Musik ist ein Privileg der gesamten Menschheit. Nur wir Menschen kennen Musik als eine Form bewussten künstlerischen Ausdrucks. Musik gehört allen Menschen, sie gehört ihren Herzen.

Sie sind vor kurzem 30 Jahre alt geworden, und in Kürze feiern Sie ihr 20-jähriges Bühnenjubiläum. Würden Sie Ihr eigenes Leben als ein privilegiertes beschreiben?

Ja. Ich hatte schon ganz besondere Möglichkeiten. Ich hatte das Glück, schon sehr früh von bedeutenden Musikern gefördert zu werden. Ihr Einfluss war mir sehr wichtig, ihr Zugang zur Musik, ihr Wissen, ihre Wärme. Meine ganze Ausbildung war ein Privileg. Übrigens auch mein Studium. Und meine Familie, die mich sehr unterstützt hat. Auch heute zu leben, die Luft zu atmen, die Musik ... - ein Privileg. Ich bin sehr glücklich.
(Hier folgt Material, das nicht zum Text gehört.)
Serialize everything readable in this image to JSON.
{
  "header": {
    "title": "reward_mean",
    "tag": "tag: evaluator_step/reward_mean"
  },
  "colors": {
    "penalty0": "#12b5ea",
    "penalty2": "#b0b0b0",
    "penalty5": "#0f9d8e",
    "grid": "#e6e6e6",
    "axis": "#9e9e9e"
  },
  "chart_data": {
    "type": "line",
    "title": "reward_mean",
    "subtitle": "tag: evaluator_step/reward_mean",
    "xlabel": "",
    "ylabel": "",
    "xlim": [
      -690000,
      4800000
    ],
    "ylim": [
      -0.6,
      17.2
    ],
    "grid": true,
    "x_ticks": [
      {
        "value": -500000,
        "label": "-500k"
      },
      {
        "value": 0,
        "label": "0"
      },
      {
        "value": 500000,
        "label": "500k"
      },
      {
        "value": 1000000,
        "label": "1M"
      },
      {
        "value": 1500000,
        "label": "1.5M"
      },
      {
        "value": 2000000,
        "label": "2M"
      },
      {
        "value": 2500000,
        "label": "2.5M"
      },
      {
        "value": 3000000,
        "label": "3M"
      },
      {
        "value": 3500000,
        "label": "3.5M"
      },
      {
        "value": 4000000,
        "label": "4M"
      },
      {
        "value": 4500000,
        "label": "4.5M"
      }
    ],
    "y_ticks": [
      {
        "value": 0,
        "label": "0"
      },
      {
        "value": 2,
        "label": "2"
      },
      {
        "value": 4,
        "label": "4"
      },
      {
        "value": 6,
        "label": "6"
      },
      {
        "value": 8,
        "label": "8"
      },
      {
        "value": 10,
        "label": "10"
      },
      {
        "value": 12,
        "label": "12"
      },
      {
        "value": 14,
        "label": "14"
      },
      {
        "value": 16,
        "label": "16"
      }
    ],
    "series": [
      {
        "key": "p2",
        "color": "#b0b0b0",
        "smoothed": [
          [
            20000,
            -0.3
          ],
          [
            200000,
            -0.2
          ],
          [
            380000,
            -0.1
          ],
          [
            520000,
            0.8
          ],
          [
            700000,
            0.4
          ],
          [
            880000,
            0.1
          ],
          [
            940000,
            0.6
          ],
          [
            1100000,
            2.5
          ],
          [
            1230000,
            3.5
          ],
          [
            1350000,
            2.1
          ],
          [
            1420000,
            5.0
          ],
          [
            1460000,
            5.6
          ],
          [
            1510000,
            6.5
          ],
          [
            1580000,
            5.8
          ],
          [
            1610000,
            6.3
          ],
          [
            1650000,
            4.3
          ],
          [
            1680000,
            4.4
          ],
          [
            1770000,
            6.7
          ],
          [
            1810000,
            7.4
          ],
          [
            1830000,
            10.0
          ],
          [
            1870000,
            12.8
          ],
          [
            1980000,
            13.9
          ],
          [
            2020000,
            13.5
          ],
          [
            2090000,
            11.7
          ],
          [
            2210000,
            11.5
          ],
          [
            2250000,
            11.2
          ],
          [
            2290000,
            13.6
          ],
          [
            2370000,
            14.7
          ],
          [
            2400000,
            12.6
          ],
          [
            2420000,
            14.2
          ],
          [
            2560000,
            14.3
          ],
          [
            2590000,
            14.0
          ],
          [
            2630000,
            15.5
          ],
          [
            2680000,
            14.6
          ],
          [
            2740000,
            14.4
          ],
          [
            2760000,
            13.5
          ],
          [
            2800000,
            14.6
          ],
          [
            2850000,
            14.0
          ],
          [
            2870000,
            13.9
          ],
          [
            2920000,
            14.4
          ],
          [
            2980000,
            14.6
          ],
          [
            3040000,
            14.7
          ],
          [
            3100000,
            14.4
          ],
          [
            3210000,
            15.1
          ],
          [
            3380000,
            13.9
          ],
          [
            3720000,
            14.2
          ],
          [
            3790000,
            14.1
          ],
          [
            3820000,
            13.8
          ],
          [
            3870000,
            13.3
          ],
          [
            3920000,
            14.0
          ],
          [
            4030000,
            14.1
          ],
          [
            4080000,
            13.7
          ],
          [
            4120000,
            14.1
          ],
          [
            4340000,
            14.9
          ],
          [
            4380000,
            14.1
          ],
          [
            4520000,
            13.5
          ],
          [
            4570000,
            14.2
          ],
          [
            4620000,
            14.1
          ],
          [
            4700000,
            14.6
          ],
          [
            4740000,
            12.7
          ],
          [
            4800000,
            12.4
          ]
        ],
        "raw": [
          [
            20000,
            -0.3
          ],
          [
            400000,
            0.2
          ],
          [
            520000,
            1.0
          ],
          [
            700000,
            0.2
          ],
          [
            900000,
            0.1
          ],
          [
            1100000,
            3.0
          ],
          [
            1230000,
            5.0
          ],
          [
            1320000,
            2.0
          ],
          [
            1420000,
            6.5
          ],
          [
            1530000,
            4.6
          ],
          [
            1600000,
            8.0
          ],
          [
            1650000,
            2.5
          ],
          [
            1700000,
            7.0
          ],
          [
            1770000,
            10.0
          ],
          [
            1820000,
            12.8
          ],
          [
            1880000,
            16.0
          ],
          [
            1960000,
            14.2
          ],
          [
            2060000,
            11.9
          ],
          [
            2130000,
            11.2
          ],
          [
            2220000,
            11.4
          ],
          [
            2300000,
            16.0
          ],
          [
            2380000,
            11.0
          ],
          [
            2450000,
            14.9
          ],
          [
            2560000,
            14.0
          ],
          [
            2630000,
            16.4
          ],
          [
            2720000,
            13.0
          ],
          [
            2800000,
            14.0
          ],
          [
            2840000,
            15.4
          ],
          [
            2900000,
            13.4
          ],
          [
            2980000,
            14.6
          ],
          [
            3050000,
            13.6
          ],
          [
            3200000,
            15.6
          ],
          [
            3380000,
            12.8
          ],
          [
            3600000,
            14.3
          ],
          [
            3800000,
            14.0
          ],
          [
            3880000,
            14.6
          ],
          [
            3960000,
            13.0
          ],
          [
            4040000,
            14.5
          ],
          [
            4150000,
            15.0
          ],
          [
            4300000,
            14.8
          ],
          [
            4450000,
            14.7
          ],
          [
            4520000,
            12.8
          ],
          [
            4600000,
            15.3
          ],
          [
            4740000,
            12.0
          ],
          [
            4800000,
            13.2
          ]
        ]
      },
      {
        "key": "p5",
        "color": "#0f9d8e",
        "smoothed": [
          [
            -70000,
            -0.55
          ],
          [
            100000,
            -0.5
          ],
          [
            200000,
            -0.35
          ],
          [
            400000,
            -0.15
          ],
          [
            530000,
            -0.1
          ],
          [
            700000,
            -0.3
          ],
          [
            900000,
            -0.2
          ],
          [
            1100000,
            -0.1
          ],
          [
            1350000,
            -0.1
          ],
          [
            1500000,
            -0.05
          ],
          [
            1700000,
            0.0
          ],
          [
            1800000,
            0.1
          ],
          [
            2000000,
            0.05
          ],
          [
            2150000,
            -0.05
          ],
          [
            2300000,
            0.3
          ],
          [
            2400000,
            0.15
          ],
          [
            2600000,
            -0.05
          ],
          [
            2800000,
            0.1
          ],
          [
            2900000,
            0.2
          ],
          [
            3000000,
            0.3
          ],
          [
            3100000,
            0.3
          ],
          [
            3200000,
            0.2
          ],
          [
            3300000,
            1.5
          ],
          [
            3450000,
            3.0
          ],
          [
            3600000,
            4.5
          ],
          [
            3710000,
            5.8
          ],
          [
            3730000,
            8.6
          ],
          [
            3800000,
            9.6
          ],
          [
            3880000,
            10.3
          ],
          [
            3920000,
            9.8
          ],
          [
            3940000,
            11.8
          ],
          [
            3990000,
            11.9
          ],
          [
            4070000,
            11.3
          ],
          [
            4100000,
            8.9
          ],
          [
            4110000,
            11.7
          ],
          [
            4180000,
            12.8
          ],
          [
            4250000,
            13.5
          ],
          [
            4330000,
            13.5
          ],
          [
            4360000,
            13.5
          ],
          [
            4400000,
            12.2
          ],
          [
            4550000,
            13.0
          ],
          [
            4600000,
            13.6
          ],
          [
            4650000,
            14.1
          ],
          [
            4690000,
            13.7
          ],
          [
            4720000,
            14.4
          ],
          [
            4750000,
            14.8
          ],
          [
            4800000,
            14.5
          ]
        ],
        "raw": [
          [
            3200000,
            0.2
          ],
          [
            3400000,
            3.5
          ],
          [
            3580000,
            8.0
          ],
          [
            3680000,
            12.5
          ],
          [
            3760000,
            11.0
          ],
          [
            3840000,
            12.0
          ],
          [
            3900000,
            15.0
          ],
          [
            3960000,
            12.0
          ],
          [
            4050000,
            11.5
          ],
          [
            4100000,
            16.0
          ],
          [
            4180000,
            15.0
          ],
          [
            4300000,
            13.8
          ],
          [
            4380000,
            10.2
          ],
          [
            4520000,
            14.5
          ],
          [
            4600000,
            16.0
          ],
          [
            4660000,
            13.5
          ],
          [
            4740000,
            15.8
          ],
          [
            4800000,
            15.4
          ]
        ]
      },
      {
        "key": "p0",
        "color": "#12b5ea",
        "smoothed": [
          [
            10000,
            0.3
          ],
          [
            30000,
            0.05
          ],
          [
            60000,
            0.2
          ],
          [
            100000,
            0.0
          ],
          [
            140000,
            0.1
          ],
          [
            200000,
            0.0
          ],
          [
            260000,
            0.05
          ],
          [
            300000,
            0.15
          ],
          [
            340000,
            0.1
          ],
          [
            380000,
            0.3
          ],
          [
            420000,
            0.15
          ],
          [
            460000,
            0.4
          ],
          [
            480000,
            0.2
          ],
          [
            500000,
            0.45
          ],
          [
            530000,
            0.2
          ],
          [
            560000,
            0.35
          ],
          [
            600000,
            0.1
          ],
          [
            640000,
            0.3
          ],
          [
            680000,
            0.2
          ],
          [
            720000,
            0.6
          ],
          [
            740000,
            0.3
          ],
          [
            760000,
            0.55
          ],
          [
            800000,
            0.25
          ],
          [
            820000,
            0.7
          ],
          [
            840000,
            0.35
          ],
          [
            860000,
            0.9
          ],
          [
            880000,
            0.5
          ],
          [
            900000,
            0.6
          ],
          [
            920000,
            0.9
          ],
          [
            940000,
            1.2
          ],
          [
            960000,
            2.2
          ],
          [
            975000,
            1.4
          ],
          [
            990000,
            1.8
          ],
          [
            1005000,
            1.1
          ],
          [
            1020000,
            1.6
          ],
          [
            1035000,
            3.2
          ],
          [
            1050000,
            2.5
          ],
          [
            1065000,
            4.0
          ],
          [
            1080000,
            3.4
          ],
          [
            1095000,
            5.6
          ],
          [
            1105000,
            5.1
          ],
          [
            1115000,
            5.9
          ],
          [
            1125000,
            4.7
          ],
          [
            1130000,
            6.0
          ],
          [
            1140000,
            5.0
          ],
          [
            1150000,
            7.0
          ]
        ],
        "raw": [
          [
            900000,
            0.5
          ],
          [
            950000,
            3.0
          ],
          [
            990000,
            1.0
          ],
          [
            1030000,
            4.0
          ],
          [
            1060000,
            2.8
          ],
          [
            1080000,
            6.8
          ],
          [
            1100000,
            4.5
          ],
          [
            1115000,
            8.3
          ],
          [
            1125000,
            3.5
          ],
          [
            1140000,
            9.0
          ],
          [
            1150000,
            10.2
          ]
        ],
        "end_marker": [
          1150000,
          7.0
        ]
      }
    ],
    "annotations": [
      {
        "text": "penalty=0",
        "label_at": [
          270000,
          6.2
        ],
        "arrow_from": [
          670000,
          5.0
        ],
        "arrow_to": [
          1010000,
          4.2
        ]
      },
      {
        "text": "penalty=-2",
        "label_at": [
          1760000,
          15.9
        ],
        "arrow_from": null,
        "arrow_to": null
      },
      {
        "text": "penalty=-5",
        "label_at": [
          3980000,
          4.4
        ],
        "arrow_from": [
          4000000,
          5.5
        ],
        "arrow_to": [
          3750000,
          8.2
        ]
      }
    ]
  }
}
Seit 20 Jahren auf der Bühne - das heißt, Sie waren sehr jung, als Sie angefangen haben zu musizieren. Welche Opfer muss man bringen, wenn man schon als Kind eine künstlerische Karriere beginnt?

Jedes Kind ist einzigartig. Ich werde häufig gefragt: Wie fühlt es sich an, ein Wunderkind zu sein? Ich habe mir darüber nie Gedanken gemacht. Für manche ist es schwer auszuhalten, wenn so große Erwartungen an ihre Entwicklung geknüpft werden. Das sind bestimmt nicht die besten Voraussetzungen. Für mich war es gut, schon so früh auf der Bühne zu stehen. Es ging mir gut damit.